Lucas Calviño

Personal information
- Date of birth: 8 November 1984 (age 40)
- Place of birth: Avellaneda, Argentina
- Height: 1.87 m (6 ft 2 in)
- Position(s): Goalkeeper

Youth career
- Gimnasia de Mendoza

Senior career*
- Years: Team / Apps / (Gls)
- 2003–2005: Gimnasia de Mendoza / – / (–)
- 2005: San Miguel / – / (–)
- 2006–2008: Almagro / 1 / (0)
- 2008–2012: Huracán / 31 / (0)
- 2012: Santiago Morning / 7 / (0)
- 2013: Defensores de Belgrano / 13 / (0)
- 2013–2014: Atlético Tucumán / 8 / (0)
- 2015–2017: Central Córdoba SdE / 71 / (0)
- 2017: Deportivo Español / 15 / (0)
- 2018–2019: Almagro / 4 / (0)

Managerial career
- 2020–2021: Colón (gk coach)
- 2022: Independiente (gk coach)

= Lucas Calviño =

Argentine footballer

Lucas Calviño (born 8 November 1984) is an Argentine former professional footballer who played as a goalkeeper.
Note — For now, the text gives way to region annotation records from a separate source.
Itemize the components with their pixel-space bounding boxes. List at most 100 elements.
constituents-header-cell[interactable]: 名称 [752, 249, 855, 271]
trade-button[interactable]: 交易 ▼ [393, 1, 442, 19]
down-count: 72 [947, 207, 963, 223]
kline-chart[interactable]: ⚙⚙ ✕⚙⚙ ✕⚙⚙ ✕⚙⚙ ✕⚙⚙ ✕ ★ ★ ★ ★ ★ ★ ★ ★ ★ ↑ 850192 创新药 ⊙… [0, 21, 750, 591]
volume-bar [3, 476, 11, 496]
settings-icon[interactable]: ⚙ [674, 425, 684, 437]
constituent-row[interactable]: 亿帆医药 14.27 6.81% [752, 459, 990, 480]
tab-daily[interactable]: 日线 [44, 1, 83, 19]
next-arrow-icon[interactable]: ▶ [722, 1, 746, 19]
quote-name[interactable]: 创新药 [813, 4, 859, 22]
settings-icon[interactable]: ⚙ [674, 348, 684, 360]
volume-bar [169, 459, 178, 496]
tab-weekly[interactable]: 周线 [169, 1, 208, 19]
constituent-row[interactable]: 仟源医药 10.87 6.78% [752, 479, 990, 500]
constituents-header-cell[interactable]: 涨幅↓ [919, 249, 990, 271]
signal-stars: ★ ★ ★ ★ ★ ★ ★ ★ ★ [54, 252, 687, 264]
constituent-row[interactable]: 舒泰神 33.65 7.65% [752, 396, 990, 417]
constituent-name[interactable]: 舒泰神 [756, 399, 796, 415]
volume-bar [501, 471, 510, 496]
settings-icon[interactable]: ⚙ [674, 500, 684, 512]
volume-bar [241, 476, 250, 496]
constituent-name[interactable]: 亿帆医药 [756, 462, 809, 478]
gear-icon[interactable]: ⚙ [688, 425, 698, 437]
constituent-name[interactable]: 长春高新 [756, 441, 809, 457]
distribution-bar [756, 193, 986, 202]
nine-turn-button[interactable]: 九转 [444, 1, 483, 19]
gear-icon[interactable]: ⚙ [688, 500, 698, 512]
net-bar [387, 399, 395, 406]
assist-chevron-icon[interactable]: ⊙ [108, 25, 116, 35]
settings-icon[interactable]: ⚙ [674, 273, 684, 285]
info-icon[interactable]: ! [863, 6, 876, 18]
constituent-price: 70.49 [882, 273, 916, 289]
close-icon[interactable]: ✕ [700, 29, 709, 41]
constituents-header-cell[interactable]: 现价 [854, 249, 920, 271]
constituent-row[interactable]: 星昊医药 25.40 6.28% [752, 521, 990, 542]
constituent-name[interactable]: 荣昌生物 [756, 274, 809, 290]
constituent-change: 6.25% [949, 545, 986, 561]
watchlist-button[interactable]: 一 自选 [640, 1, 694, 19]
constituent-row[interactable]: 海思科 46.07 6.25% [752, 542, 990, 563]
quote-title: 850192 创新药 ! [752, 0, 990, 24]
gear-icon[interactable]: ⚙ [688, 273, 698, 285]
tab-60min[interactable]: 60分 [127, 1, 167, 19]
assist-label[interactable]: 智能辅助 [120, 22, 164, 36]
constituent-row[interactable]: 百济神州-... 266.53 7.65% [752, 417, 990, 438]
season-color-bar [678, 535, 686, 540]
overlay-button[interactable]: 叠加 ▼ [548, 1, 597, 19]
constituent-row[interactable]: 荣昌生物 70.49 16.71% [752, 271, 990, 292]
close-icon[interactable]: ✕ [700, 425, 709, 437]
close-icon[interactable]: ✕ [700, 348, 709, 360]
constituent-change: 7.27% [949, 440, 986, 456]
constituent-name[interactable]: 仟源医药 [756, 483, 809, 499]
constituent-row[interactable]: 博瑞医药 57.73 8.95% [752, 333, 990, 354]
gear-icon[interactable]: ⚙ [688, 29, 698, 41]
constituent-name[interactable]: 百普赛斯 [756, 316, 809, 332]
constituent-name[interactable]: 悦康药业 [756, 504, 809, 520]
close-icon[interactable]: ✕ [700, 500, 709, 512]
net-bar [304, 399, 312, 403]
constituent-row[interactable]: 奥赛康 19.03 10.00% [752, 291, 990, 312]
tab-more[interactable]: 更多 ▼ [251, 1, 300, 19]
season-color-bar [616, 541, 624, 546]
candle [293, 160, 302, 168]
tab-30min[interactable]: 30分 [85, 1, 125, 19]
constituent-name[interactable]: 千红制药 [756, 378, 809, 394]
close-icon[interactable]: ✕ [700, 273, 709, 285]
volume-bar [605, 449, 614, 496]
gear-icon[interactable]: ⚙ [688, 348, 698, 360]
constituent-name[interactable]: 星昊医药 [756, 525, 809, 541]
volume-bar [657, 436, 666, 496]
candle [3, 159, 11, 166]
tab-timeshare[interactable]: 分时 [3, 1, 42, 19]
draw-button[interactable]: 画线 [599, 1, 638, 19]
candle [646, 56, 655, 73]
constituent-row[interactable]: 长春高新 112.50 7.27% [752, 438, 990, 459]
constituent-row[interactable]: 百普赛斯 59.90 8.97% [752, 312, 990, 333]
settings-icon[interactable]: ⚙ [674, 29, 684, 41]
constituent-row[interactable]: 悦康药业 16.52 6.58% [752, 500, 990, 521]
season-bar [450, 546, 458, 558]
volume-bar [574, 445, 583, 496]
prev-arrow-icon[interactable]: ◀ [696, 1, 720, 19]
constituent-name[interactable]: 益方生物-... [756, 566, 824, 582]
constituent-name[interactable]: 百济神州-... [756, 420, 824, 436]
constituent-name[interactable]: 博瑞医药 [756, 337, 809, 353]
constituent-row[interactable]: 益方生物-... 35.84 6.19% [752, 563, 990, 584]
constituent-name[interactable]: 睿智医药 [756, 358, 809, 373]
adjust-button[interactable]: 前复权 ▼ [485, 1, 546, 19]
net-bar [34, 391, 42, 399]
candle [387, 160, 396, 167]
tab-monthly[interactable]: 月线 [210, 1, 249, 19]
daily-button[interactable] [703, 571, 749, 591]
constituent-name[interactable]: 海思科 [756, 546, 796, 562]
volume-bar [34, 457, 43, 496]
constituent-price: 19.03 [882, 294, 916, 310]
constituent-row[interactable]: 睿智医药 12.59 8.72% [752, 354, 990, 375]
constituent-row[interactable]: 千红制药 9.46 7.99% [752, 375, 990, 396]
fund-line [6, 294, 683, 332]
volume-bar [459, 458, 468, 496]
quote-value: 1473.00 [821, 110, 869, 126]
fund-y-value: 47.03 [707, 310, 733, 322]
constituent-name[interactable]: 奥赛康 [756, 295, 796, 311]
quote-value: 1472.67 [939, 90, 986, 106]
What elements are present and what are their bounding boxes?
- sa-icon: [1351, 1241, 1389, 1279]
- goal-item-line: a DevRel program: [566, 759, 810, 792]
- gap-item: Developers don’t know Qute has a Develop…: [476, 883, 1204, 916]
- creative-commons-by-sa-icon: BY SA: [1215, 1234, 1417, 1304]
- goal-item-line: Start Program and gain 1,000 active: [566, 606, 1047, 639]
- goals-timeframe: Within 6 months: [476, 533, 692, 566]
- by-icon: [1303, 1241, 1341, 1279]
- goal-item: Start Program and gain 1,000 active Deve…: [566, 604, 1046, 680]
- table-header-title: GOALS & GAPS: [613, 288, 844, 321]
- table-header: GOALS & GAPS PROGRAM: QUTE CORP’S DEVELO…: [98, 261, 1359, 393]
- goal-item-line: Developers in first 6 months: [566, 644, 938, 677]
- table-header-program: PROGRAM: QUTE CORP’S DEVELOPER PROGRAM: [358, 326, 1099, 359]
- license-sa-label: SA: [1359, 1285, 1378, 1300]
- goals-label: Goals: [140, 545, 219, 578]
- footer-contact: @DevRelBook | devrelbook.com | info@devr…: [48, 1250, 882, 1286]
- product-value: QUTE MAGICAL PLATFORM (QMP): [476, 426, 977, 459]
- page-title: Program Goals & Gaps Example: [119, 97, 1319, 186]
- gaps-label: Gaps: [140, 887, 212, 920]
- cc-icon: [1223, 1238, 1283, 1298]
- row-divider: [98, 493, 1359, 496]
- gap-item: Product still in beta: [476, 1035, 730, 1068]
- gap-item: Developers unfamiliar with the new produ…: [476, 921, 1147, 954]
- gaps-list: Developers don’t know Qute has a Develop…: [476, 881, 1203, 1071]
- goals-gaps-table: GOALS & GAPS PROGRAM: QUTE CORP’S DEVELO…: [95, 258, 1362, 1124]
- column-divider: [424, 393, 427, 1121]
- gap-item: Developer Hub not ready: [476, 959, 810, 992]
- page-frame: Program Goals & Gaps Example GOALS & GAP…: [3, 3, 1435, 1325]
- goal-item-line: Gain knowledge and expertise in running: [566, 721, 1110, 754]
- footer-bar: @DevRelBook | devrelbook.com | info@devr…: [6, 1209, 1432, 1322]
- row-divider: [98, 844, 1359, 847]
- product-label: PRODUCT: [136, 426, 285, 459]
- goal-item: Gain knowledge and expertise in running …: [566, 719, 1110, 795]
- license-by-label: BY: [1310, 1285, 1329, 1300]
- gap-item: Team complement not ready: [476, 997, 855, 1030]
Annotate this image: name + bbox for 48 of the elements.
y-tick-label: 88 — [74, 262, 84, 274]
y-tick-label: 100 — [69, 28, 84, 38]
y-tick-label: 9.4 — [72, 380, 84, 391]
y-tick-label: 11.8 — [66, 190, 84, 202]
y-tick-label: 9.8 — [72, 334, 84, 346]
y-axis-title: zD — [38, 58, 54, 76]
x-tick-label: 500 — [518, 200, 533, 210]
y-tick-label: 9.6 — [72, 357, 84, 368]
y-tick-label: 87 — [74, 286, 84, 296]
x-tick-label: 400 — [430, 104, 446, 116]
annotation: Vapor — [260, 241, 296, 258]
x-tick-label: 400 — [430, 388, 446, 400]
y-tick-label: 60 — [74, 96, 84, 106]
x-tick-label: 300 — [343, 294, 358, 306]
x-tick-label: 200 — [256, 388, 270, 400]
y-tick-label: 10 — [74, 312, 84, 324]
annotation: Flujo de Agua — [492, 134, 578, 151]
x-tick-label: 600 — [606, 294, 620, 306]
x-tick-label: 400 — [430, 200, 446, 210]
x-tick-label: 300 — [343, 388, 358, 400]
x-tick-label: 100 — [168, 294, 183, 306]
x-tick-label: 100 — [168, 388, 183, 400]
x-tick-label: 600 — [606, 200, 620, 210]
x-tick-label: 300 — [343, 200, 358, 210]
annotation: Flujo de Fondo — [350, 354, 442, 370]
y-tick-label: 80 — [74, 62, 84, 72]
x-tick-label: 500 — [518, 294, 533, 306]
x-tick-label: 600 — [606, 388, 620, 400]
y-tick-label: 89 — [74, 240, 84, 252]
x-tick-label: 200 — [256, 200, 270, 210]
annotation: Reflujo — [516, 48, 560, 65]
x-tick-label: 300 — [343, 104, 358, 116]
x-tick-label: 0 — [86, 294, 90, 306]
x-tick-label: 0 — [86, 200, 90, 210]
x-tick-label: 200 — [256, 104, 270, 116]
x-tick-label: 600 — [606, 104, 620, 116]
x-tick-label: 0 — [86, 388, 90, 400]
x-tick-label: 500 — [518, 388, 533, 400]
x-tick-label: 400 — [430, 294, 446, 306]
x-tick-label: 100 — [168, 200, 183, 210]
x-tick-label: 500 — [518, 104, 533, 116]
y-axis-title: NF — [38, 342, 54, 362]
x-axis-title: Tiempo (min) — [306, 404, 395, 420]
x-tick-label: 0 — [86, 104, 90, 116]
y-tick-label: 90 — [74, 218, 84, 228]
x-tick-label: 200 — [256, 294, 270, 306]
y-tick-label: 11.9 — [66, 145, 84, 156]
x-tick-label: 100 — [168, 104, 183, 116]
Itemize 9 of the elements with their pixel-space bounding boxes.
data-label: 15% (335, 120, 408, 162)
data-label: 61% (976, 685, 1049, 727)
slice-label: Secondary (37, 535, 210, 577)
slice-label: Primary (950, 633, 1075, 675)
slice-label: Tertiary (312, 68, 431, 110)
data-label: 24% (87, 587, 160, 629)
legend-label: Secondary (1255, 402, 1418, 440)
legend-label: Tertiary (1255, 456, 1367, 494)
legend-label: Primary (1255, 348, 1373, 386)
He has served as a goalkeeping coach.

==Playing career==
Besides Argentina, Calviño played in Chile for Santiago Morning in the second half of 2012.

==Coaching career==
On 11 March 2020, Calviño was appointed goalkeeper coach of Colón under newly appointed manager Eduardo Domínguez, who Calviño played together with at Huracán. Manager Domínguez left the club at the end of 2021 together with his staff, including Calviño.